Not that all adoptions were pure-as-the-driven-snow ethical back then or worked out well or were well-intentioned. or were even legal. Hell no! Back then, though, unless you were Joan Crawford, looking for an accouterment or publicity to prop up a lagging movie career, hardly anyone went around bragging up adoption. It was just something some people did without a lot of fanfare–and certainly not a lot of baby- saving back-patting and praise to Jesus. In fact, back in the dark ages many adopters preferred older children. (I guess they wanted to know what they were getting into.) Adoption was a private event, celebrated by adopters and perhaps close friends or family at home–not a public look- at-me spectacle. Long-fought openness in adoption has helped adoptees in some ways, but spreading adoptees’ business all over front street isn’t one of them.

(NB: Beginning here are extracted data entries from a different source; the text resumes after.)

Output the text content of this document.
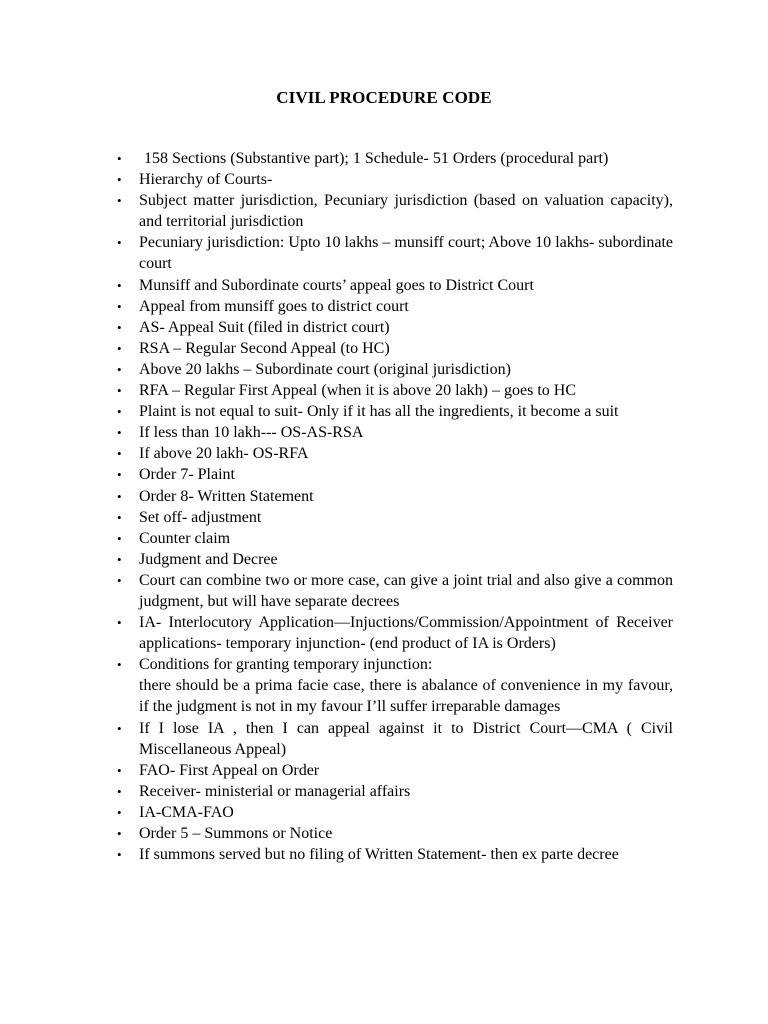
CIVIL PROCEDURE CODE
•	158 Sections (Substantive part); 1 Schedule- 51 Orders (procedural part)
•	Hierarchy of Courts-
•	Subject matter jurisdiction, Pecuniary jurisdiction (based on valuation capacity), and territorial jurisdiction
•	Pecuniary jurisdiction: Upto 10 lakhs – munsiff court; Above 10 lakhs- subordinate court
•	Munsiff and Subordinate courts’ appeal goes to District Court
•	Appeal from munsiff goes to district court
•	AS- Appeal Suit (filed in district court)
•	RSA – Regular Second Appeal (to HC)
•	Above 20 lakhs – Subordinate court (original jurisdiction)
•	RFA – Regular First Appeal (when it is above 20 lakh) – goes to HC
•	Plaint is not equal to suit- Only if it has all the ingredients, it become a suit
•	If less than 10 lakh--- OS-AS-RSA
•	If above 20 lakh- OS-RFA
•	Order 7- Plaint
•	Order 8- Written Statement
•	Set off- adjustment
•	Counter claim
•	Judgment and Decree
•	Court can combine two or more case, can give a joint trial and also give a common judgment, but will have separate decrees
•	IA- Interlocutory Application—Injuctions/Commission/Appointment of Receiver applications- temporary injunction- (end product of IA is Orders)
•	Conditions for granting temporary injunction:
there should be a prima facie case, there is abalance of convenience in my favour, if the judgment is not in my favour I’ll suffer irreparable damages
•	If I lose IA , then I can appeal against it to District Court—CMA ( Civil Miscellaneous Appeal)
•	FAO- First Appeal on Order
•	Receiver- ministerial or managerial affairs
•	IA-CMA-FAO
•	Order 5 – Summons or Notice
•	If summons served but no filing of Written Statement- then ex parte decree
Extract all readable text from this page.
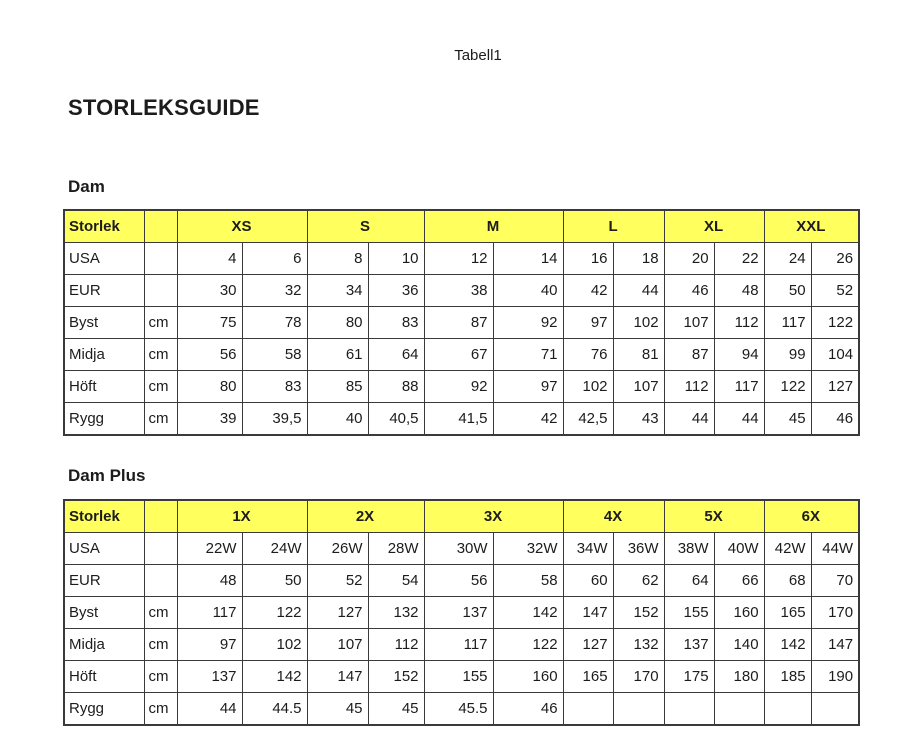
Tabell1
STORLEKSGUIDE
Dam
Storlek		XS		S		M		L		XL		XXL	
USA		4	6	8	10	12	14	16	18	20	22	24	26
EUR		30	32	34	36	38	40	42	44	46	48	50	52
Byst	cm	75	78	80	83	87	92	97	102	107	112	117	122
Midja	cm	56	58	61	64	67	71	76	81	87	94	99	104
Höft	cm	80	83	85	88	92	97	102	107	112	117	122	127
Rygg	cm	39	39,5	40	40,5	41,5	42	42,5	43	44	44	45	46
Dam Plus
Storlek		1X		2X		3X		4X		5X		6X	
USA		22W	24W	26W	28W	30W	32W	34W	36W	38W	40W	42W	44W
EUR		48	50	52	54	56	58	60	62	64	66	68	70
Byst	cm	117	122	127	132	137	142	147	152	155	160	165	170
Midja	cm	97	102	107	112	117	122	127	132	137	140	142	147
Höft	cm	137	142	147	152	155	160	165	170	175	180	185	190
Rygg	cm	44	44.5	45	45	45.5	46						
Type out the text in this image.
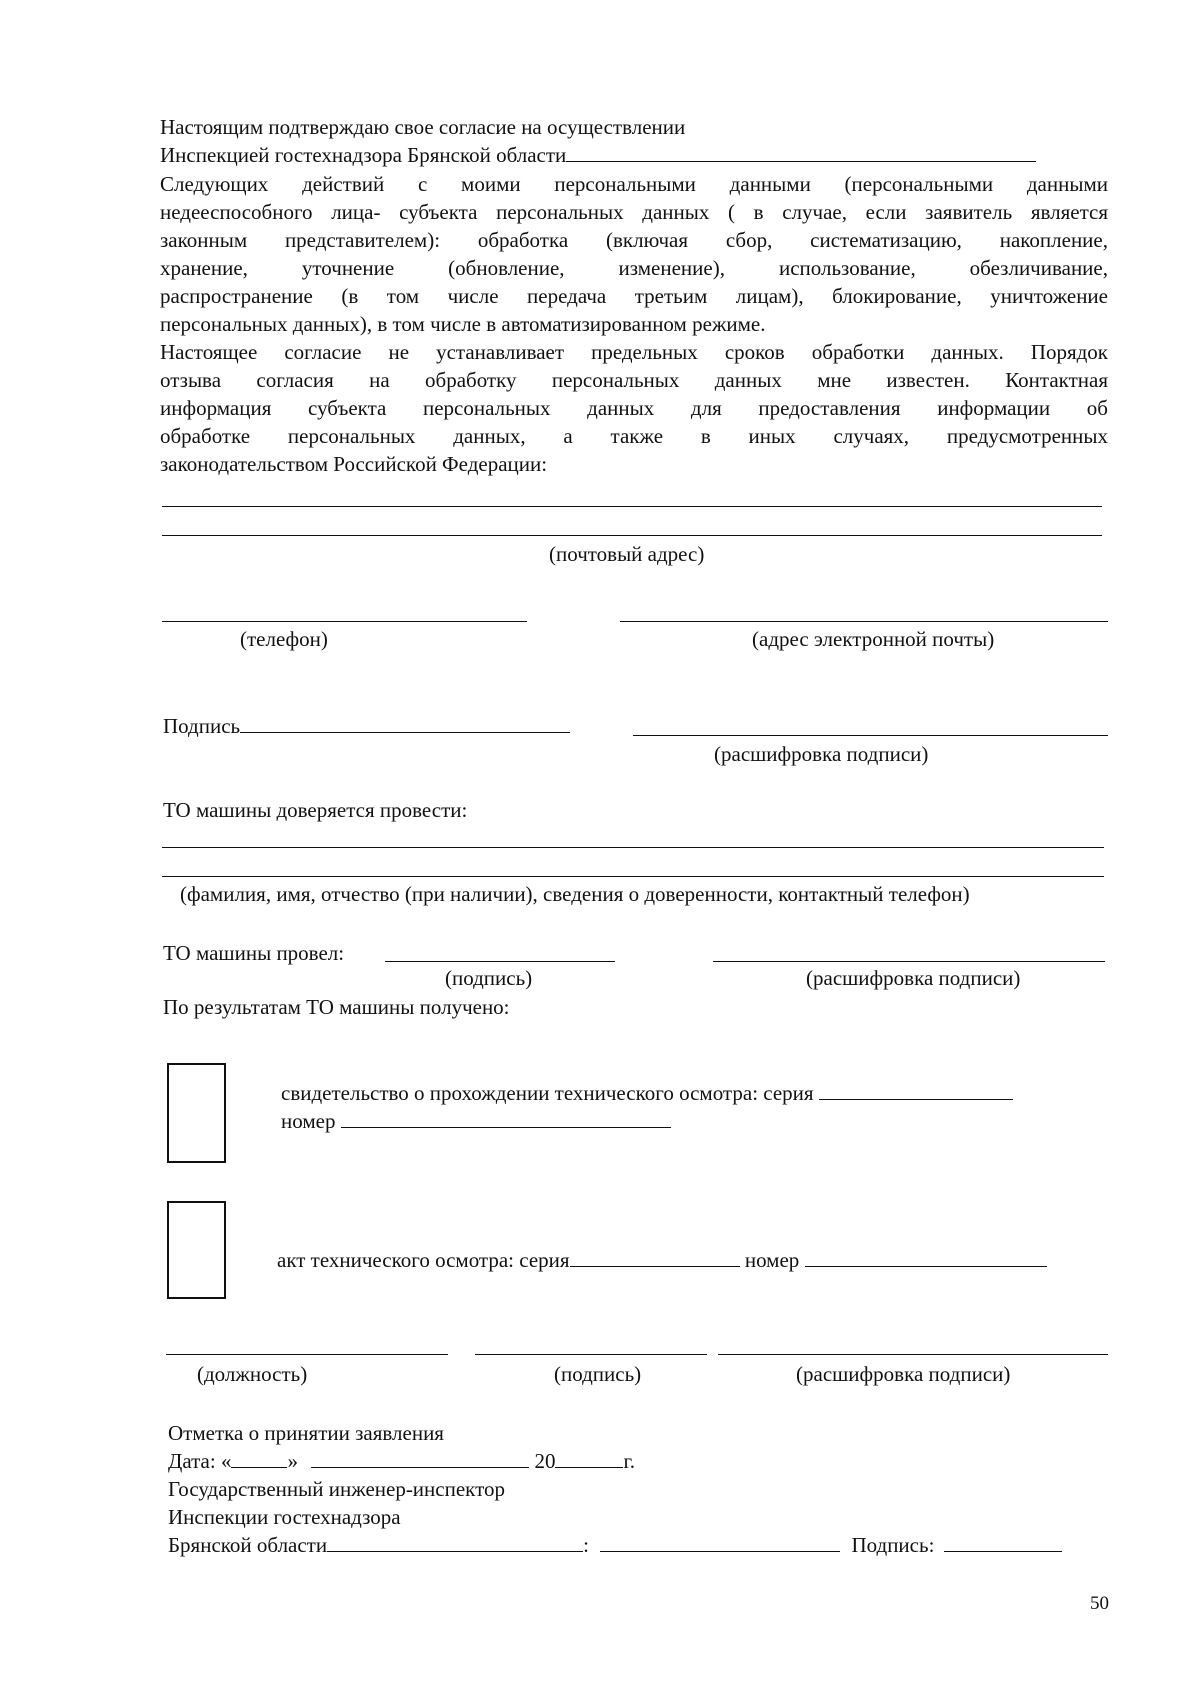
Настоящим подтверждаю свое согласие на осуществлении
Инспекцией гостехнадзора Брянской области
Следующих действий с моими персональными данными (персональными данными
недееспособного лица- субъекта персональных данных ( в случае, если заявитель является
законным представителем): обработка (включая сбор, систематизацию, накопление,
хранение, уточнение (обновление, изменение), использование, обезличивание,
распространение (в том числе передача третьим лицам), блокирование, уничтожение
персональных данных), в том числе в автоматизированном режиме.
Настоящее согласие не устанавливает предельных сроков обработки данных. Порядок
отзыва согласия на обработку персональных данных мне известен. Контактная
информация субъекта персональных данных для предоставления информации об
обработке персональных данных, а также в иных случаях, предусмотренных
законодательством Российской Федерации:
(почтовый адрес)
(телефон)	(адрес электронной почты)
Подпись
(расшифровка подписи)
ТО машины доверяется провести:
(фамилия, имя, отчество (при наличии), сведения о доверенности, контактный телефон)
ТО машины провел:
(подпись)	(расшифровка подписи)
По результатам ТО машины получено:
свидетельство о прохождении технического осмотра: серия
номер
акт технического осмотра: серия	номер
(должность)	(подпись)	(расшифровка подписи)
Отметка о принятии заявления
Дата: «	»	20	г.
Государственный инженер-инспектор
Инспекции гостехнадзора
Брянской области	:	Подпись:
50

And neither is hunting down a prospective mother of “your child, which sounds like a Lifetime Movie scenario staring Karen Swanson. Again. I must sound old fashioned, but whatever happened to propriety? Reticence? Manners? While it’s a good thing that unmarried pregnant women and mothers aren’t run out of town anymore or forced to wear a scarlet A on their chest, it is simply unacceptable that they are still considered a target for baby-rabies infected God-directed couples. I say couples because they seem to be a more virulent breed of hunters than single women, but I could be wrong. I don’t hang out with that crowd and I’m not sure that Twitter, where some really nasty adoptee-hating adopters nest, is a good barometer to judge acquisition methods. Single women,outside of a certain sub-species of white liberal feminists who think they are entitled to somebody’s baby, strike me as women who want children, but there’s either no decent man up to the job or men just aren’t an interest..Couples, however, act like they aren’t a family unless they have a little rug crawler under the table
One final story. Back in the cowboy days of alt.adoption (the unmoderated Usenet group where Bastard Nation was born and arguments became so violent that one Christ-consumed conspiracy prone adopter filed police complaints against two regulars–claiming that one adoptive dad had threatened to murder her by sending her to his kill file and another, a prominent birthmother rights activist and lawyer, had murdered several newborns in the Moline, Iowa area, apparently to stop them from being adopted. I’m not making this up.
Here it is: a very active alt.adoption member going by the name of Lisa-Boo.found herself getting babylove-bombed by a desperate and babyless newcomer to the group who hadn’t grasped alt.adoption’s rep as the “meanest newsgroup on Usenet,” LB was an adoptee finishing her doctorate in some biological science field. She was also pregnant. She and her long-time fiance planned to marry about 6 weeks after the birth of the baby and the PhD were out of the way. Down swooped Mrs. Adoptavulture offering to adopt the baby. Hmm, no thanks. Did that stop her from trying.? Of course not. The harpy insisted and insisted and insisted. And begged and begged and begged. Too bad, but I don’t remember the outcome other than the intruder was continually and forcefully told by LB and everybody else to piss off, the baby was born, Lisa Boo graduated, got married, and is now probably a tenured professor someplace. That had to be 25 years ago.
Nothing has changed. I don’t expect it to.